Burdur’da 90 yaşındaki Ahmet ağababa, bozuk köy hayatını ahşaba işliyor

Burdur’bile 80 yaşından bilahare alçalma sardığı ahşap oymacılığı sanatıyla karye yaşamına ilişik minyatür objeler üreten Ahmet Zülem, eserlerini odasında sergiliyor.

Şehir merkezine kısaca 40 kilometre uzaklıktaki Aziziye köyünde tevakkuf fail, gençliğinde çobanlık ve çiftçiliğin birlikte marangozlukla uğraşan 90 yaşındaki Zülem, ilerlemiş yaşına rağmen üretmekten vazgeçmiyor.

Ahşap oymacılığına 80 yaşından sonra demet duymaya başlayan Zülem, genelde kağnı arabası, öküz, hakikat teknesi, senit, oklava ve sepet kabilinden karye yaşamını hatırlatan objeler yapıyor.

Ahmet dede, umum emeği ayn nuru eserlerini odasında oluşturduğu özel köşede sergiliyor.

Zülem, AA muhabirine, marangoz babasıyla senelerce çiftçilikte makbul ekincilik aletlerini yaptıklarını söyledi.

Yaşlanınca gençliğinde yaptığı aletlerin küçüklerini yapmaya başladığını belirten Zülem, çağ geçtikçe kendisini geliştirdiğini ve karye yaşamını anlatan hep objeleri imdi ahşaptan yapabildiğini ifade etti.

Zülem, vaktinin çoğunu ahşapla geçirdiğini, evinin benzeri odasında sergilediği minyatür eserlerin çevresindekiler tarafından da bandaj gördüğünü dile getirdi.

“Ahşap, seyelan verdikçe insanı dinlendiriyor”

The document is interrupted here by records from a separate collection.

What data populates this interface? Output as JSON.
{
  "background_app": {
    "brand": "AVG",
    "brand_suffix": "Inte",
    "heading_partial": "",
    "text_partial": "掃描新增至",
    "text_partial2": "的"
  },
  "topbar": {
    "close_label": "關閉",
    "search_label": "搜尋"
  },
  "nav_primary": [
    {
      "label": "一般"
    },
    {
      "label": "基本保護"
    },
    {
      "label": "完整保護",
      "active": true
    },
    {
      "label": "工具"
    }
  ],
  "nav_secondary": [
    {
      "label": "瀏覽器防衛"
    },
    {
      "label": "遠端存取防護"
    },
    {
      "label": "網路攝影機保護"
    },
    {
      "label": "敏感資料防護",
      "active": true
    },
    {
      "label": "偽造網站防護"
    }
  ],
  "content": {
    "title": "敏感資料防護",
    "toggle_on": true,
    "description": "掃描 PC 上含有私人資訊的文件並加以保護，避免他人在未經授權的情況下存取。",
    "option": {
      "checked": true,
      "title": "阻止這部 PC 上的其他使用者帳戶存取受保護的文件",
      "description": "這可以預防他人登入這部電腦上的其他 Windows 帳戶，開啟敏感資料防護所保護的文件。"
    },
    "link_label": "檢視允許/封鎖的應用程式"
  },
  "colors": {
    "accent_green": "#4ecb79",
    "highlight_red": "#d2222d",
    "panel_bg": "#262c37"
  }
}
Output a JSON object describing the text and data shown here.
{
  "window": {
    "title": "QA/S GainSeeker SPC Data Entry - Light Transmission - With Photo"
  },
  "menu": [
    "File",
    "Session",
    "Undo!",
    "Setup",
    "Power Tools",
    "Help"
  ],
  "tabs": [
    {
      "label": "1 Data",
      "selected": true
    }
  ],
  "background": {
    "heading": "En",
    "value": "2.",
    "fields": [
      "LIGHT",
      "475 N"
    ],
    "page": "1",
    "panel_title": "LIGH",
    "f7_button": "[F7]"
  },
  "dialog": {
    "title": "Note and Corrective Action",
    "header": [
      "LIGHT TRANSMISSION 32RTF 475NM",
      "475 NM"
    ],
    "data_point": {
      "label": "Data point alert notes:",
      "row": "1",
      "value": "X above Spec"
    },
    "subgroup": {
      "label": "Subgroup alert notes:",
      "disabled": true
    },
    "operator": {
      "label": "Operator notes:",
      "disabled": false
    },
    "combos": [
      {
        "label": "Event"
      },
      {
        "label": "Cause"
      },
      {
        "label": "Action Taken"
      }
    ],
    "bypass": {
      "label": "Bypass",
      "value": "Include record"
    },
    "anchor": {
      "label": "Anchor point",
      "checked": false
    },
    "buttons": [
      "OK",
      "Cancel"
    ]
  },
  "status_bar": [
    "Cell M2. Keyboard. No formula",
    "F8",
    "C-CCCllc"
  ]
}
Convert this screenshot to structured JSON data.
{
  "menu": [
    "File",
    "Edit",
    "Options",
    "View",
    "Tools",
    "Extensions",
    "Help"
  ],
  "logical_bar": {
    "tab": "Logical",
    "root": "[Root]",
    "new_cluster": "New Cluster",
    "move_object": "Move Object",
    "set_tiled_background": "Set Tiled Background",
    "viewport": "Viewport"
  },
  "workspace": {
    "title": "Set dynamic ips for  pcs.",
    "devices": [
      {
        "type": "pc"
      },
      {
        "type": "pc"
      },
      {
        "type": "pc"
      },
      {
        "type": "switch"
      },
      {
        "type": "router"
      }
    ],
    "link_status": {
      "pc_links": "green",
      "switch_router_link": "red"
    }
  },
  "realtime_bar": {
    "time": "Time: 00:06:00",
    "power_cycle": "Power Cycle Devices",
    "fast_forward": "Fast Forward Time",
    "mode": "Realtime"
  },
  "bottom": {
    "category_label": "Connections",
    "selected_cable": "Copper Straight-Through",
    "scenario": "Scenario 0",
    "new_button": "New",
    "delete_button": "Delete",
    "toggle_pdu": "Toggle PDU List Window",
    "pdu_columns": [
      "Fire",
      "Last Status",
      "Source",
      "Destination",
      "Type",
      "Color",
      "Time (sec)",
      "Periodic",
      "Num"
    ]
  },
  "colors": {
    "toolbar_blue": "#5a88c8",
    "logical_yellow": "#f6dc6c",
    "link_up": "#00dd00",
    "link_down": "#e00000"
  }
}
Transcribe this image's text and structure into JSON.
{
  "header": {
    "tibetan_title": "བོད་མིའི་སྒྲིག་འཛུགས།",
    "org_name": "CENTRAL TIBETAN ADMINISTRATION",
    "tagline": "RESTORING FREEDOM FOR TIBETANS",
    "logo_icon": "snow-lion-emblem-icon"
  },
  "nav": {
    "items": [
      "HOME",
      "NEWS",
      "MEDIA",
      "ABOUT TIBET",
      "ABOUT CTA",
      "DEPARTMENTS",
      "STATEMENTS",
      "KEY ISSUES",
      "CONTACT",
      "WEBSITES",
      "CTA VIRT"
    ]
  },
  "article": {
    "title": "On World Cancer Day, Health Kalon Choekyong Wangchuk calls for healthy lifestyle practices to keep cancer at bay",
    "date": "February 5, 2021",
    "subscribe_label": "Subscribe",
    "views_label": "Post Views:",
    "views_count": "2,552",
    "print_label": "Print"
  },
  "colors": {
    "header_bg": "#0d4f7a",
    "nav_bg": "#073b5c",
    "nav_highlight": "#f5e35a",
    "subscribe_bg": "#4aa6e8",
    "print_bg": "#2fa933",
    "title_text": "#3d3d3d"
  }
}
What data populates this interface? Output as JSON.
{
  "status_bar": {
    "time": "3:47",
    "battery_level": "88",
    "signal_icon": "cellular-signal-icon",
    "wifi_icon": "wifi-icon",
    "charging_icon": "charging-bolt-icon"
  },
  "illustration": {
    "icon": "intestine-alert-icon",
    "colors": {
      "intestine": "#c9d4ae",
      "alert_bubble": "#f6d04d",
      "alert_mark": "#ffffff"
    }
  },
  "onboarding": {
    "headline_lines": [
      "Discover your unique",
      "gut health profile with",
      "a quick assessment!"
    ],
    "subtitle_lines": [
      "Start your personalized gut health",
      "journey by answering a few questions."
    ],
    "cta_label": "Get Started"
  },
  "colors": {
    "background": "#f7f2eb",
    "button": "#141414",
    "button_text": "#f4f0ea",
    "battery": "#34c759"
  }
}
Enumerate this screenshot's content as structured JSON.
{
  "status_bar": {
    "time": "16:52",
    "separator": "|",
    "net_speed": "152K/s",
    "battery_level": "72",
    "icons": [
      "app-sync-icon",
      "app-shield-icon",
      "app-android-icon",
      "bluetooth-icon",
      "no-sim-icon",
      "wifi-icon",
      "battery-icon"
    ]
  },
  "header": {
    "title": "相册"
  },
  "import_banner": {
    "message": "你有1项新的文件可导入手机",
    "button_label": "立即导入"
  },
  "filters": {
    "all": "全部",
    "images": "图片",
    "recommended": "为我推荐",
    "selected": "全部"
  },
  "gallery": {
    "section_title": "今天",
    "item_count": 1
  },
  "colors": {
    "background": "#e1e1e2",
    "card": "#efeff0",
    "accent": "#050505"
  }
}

Ahşaba halk sürmeyince abat edemediğini anlatan Zülem, “Ahşap oymacılığını zevkle, içimden gelerek yapıyorum. Dışarıda bulduğum benzeri ongun parçası işe yarayacaksa sobaya atmam. Onu gerçeklenmiş değerlendirir, işlerim. Söz Gelimi yaptıklarımı sobaya atarsam odun parçası, yanıp gidecek ama işlenince sanat eserine dönüşüyor.” dedi.

Zülem, yaptığı objeler ortada yeryüzü fazla kağnı arabası ve öküzlerin dikkati çektiğini, bu ürünleri birçok kişinin dürü kendisine aldığını, hassaten Almanya’ya birlikte gönderildiğini kaydetti.

Ahşabın eğiklik verdikçe insanı dinlendirdiğini belirten Ahmet ata, şunları anlatım etti:

“Ahşap oyarken kafandaki bilcümle fikriyat gidiyor. İnsanın elinde ayrımsız uğraşı olması lazım. İnsan ayrımsız madde yapmadan oturursa hastalanır. Hakeza şeylerle uğraşırsan cıvıl cıvıl kalırsın. Bunları yaptıkça kendimi henüz gani hissediyorum. İnsanı yaptığı sanatı, zanaatı değerlendirir. Bire Bir eser ortaya yararlanmak bana heyecan, sağlık veriyor. Yaptıklarım, görenlerin bile hoşuna gidiyor. Duyan gelip eserlerime bakıyor. Yaptıktan sonraları ürettiklerimin karşısına geçip seyrederek hem yaşayış buluyorum hem bile eski günleri bigâne ediyorum.”